Community should assemble ‘handmade prayer flags’

Empathy is the answer to many of society’s ills.

In her poem, “Flare,” Mary Oliver wrote: “A lifetime is not long enough for the beauty of the world and the responsibilities of your life.” Increasingly another thing is true. A lifetime is not long enough to address our deepest concerns and keep up with daily demands. Issues such as global warming, homelessness, the opioid crisis, gun violence, health care and immigration all reflect a common thread of concern.

These everyday realities are influenced by the undertow of a broken political system and an inequitable economy that focuses on self-serving corporate interests. It is the lack of empathy, intimacy, compassion, vitality, and respect for life, which is present in our political and economic systems, that prevents us from addressing these multiple crises. No longer are the problems happening over there or somewhere else. We are being directly impacted and it is increasingly evident that something is weighing heavy on all our hearts.
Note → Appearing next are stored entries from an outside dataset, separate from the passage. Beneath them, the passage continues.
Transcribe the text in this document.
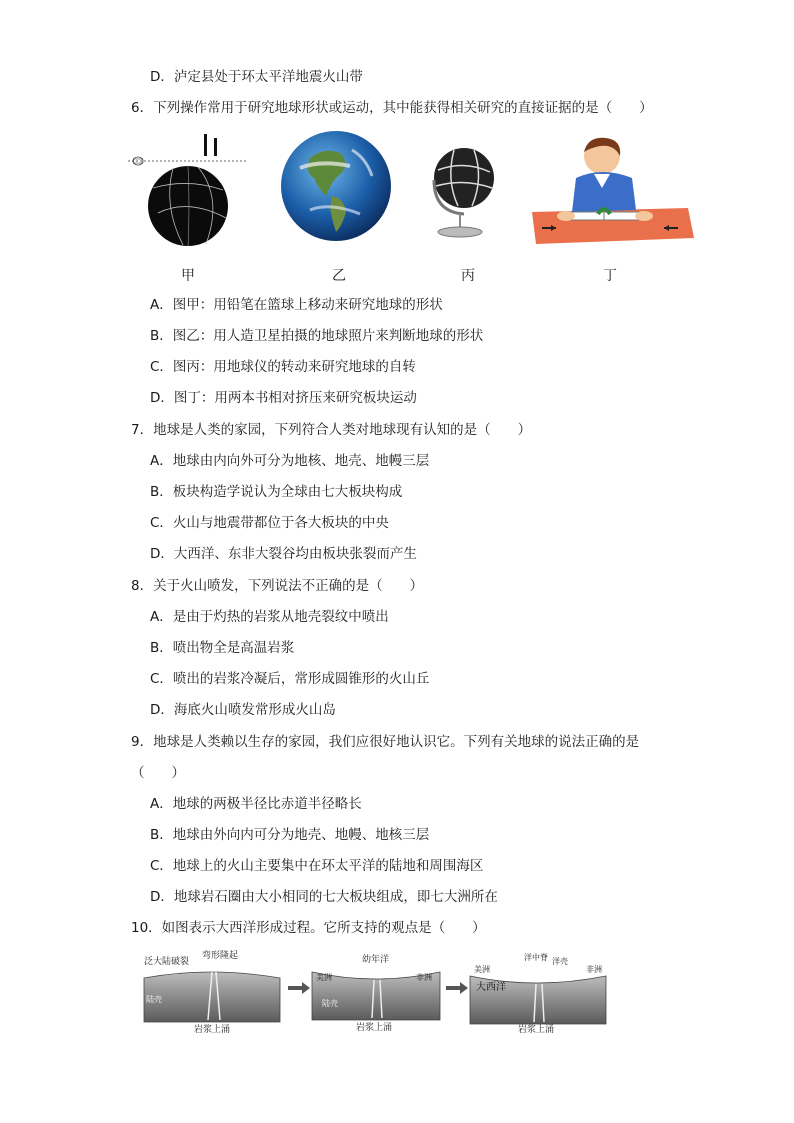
D．泸定县处于环太平洋地震火山带
6．下列操作常用于研究地球形状或运动，其中能获得相关研究的直接证据的是（　　）
甲	乙	丙	丁
A．图甲：用铅笔在篮球上移动来研究地球的形状
B．图乙：用人造卫星拍摄的地球照片来判断地球的形状
C．图丙：用地球仪的转动来研究地球的自转
D．图丁：用两本书相对挤压来研究板块运动
7．地球是人类的家园，下列符合人类对地球现有认知的是（　　）
A．地球由内向外可分为地核、地壳、地幔三层
B．板块构造学说认为全球由七大板块构成
C．火山与地震带都位于各大板块的中央
D．大西洋、东非大裂谷均由板块张裂而产生
8．关于火山喷发，下列说法不正确的是（　　）
A．是由于灼热的岩浆从地壳裂纹中喷出
B．喷出物全是高温岩浆
C．喷出的岩浆冷凝后，常形成圆锥形的火山丘
D．海底火山喷发常形成火山岛
9．地球是人类赖以生存的家园，我们应很好地认识它。下列有关地球的说法正确的是
（　　）
A．地球的两极半径比赤道半径略长
B．地球由外向内可分为地壳、地幔、地核三层
C．地球上的火山主要集中在环太平洋的陆地和周围海区
D．地球岩石圈由大小相同的七大板块组成，即七大洲所在
10．如图表示大西洋形成过程。它所支持的观点是（　　）
泛大陆破裂
弯形隆起
陆壳
岩浆上涌
幼年洋
美洲	非洲
陆壳
岩浆上涌
美洲
洋中脊 洋壳
非洲
大西洋
岩浆上涌
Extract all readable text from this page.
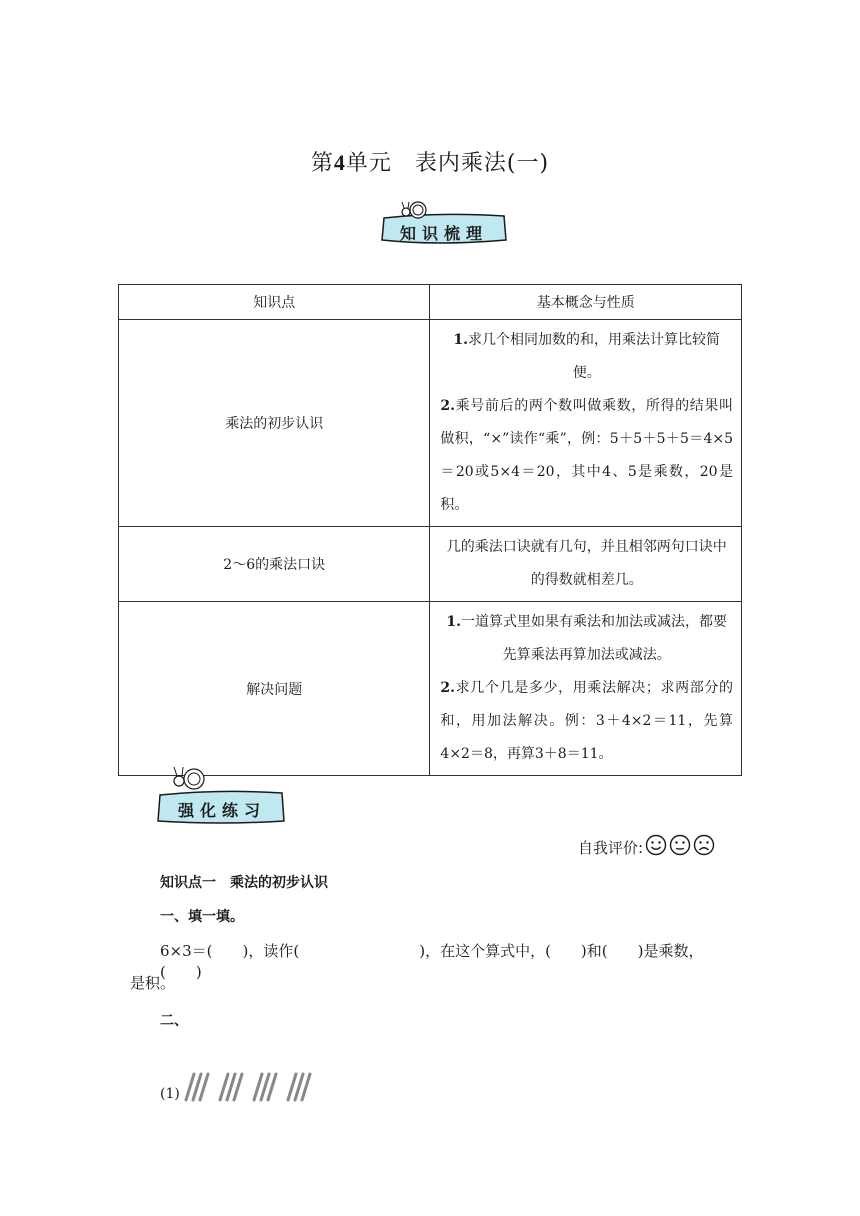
第4单元　表内乘法(一)
知识梳理
知识点	基本概念与性质
乘法的初步认识	1.求几个相同加数的和，用乘法计算比较简便。

2.乘号前后的两个数叫做乘数，所得的结果叫做积，“×”读作“乘”，例：5＋5＋5＋5＝4×5＝20或5×4＝20，其中4、5是乘数，20是积。

2～6的乘法口诀	几的乘法口诀就有几句，并且相邻两句口诀中的得数就相差几。

解决问题	1.一道算式里如果有乘法和加法或减法，都要先算乘法再算加法或减法。

2.求几个几是多少，用乘法解决；求两部分的和，用加法解决。例：3＋4×2＝11，先算4×2＝8，再算3＋8＝11。
强化练习
自我评价:
知识点一　乘法的初步认识
一、填一填。
6×3＝(　　)，读作(　　　　　　　　)，在这个算式中，(　　)和(　　)是乘数，(　　)
是积。
二、
(1)
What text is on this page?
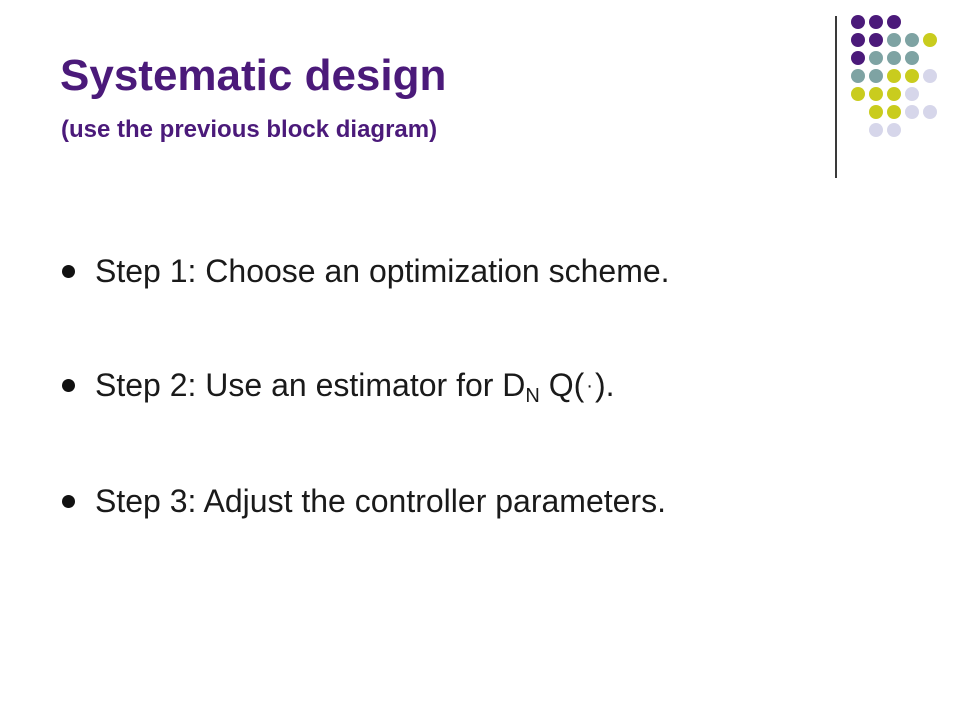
Systematic design
(use the previous block diagram)
Step 1: Choose an optimization scheme.
Step 2: Use an estimator for $D_N$ Q( ·).
Step 3: Adjust the controller parameters.
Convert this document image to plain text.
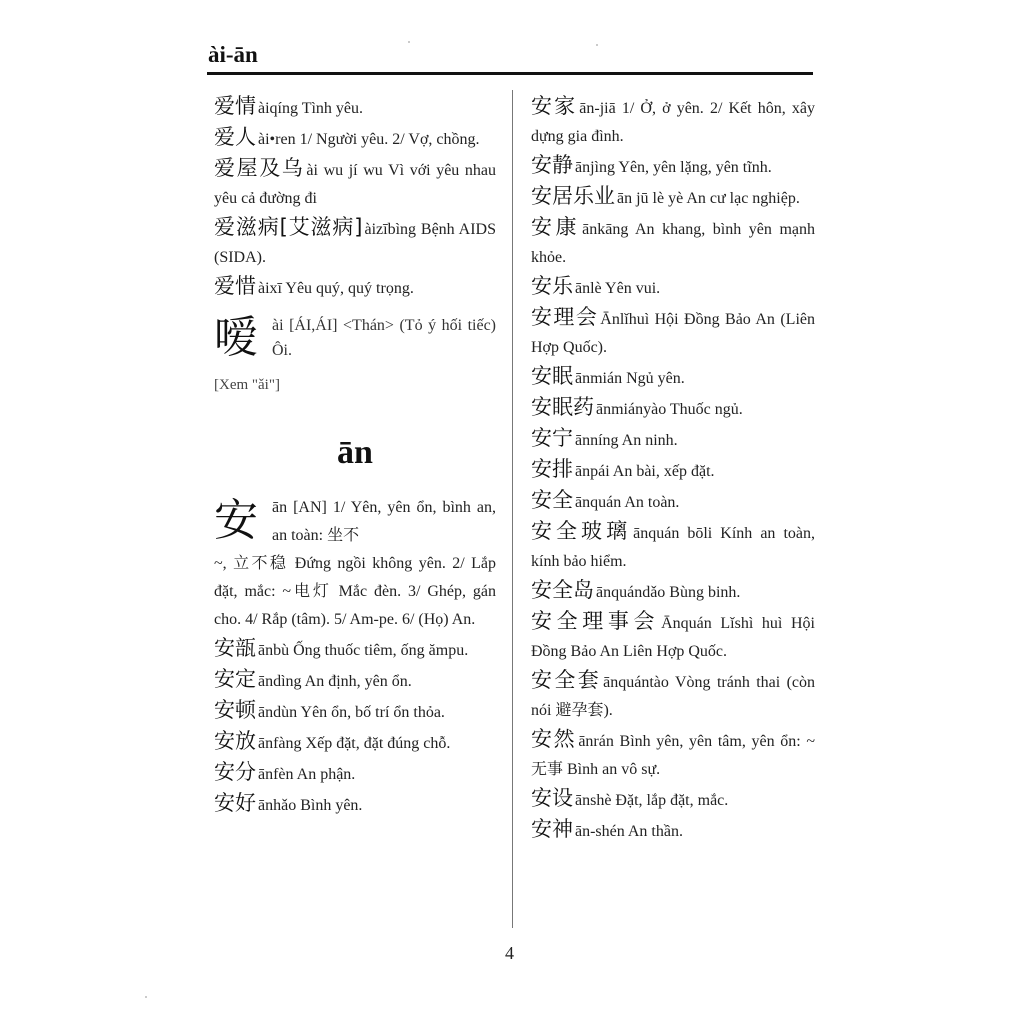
ài-ān

爱情 àiqíng Tình yêu.

爱人 ài•ren 1/ Người yêu. 2/ Vợ, chồng.

爱屋及乌 ài wu jí wu Vì với yêu nhau yêu cả đường đi

爱滋病[艾滋病] àizībìng Bệnh AIDS (SIDA).

爱惜 àixī Yêu quý, quý trọng.

嗳 ài [ÁI,ÁI] <Thán> (Tỏ ý hối tiếc) Ôi.

[Xem "ǎi"]
ān
安 ān [AN] 1/ Yên, yên ổn, bình an, an toàn: 坐不

~, 立不稳 Đứng ngồi không yên. 2/ Lắp đặt, mắc: ~电灯 Mắc đèn. 3/ Ghép, gán cho. 4/ Rắp (tâm). 5/ Am-pe. 6/ (Họ) An.

安瓿 ānbù Ống thuốc tiêm, ống ămpu.

安定 āndìng An định, yên ổn.

安顿 āndùn Yên ổn, bố trí ổn thỏa.

安放 ānfàng Xếp đặt, đặt đúng chỗ.

安分 ānfèn An phận.

安好 ānhǎo Bình yên.

安家 ān-jiā 1/ Ở, ở yên. 2/ Kết hôn, xây dựng gia đình.

安静 ānjìng Yên, yên lặng, yên tĩnh.

安居乐业 ān jū lè yè An cư lạc nghiệp.

安康 ānkāng An khang, bình yên mạnh khỏe.

安乐 ānlè Yên vui.

安理会 Ānlǐhuì Hội Đồng Bảo An (Liên Hợp Quốc).

安眠 ānmián Ngủ yên.

安眠药 ānmiányào Thuốc ngủ.

安宁 ānníng An ninh.

安排 ānpái An bài, xếp đặt.

安全 ānquán An toàn.

安全玻璃 ānquán bōli Kính an toàn, kính bảo hiểm.

安全岛 ānquándǎo Bùng binh.

安全理事会 Ānquán Lǐshì huì Hội Đồng Bảo An Liên Hợp Quốc.

安全套 ānquántào Vòng tránh thai (còn nói 避孕套).

安然 ānrán Bình yên, yên tâm, yên ổn: ~ 无事 Bình an vô sự.

安设 ānshè Đặt, lắp đặt, mắc.

安神 ān-shén An thần.

4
Might a tactile, impromptu, self-organizing, and collaborative assembling of handmade prayer flags, which show what weighs heavy on us personally, capture the beauty of humanizing experiences of empathy? A counterbalance could be a personal prayer, which is added to the flag. More than a hopeful message, it is an expression of a sentiment of love in addressing the problem to be healed. This may not be a solution to the individual crises, but empathy could create a space above and beyond the ways we have been conditioned to think, which is where the answers lie.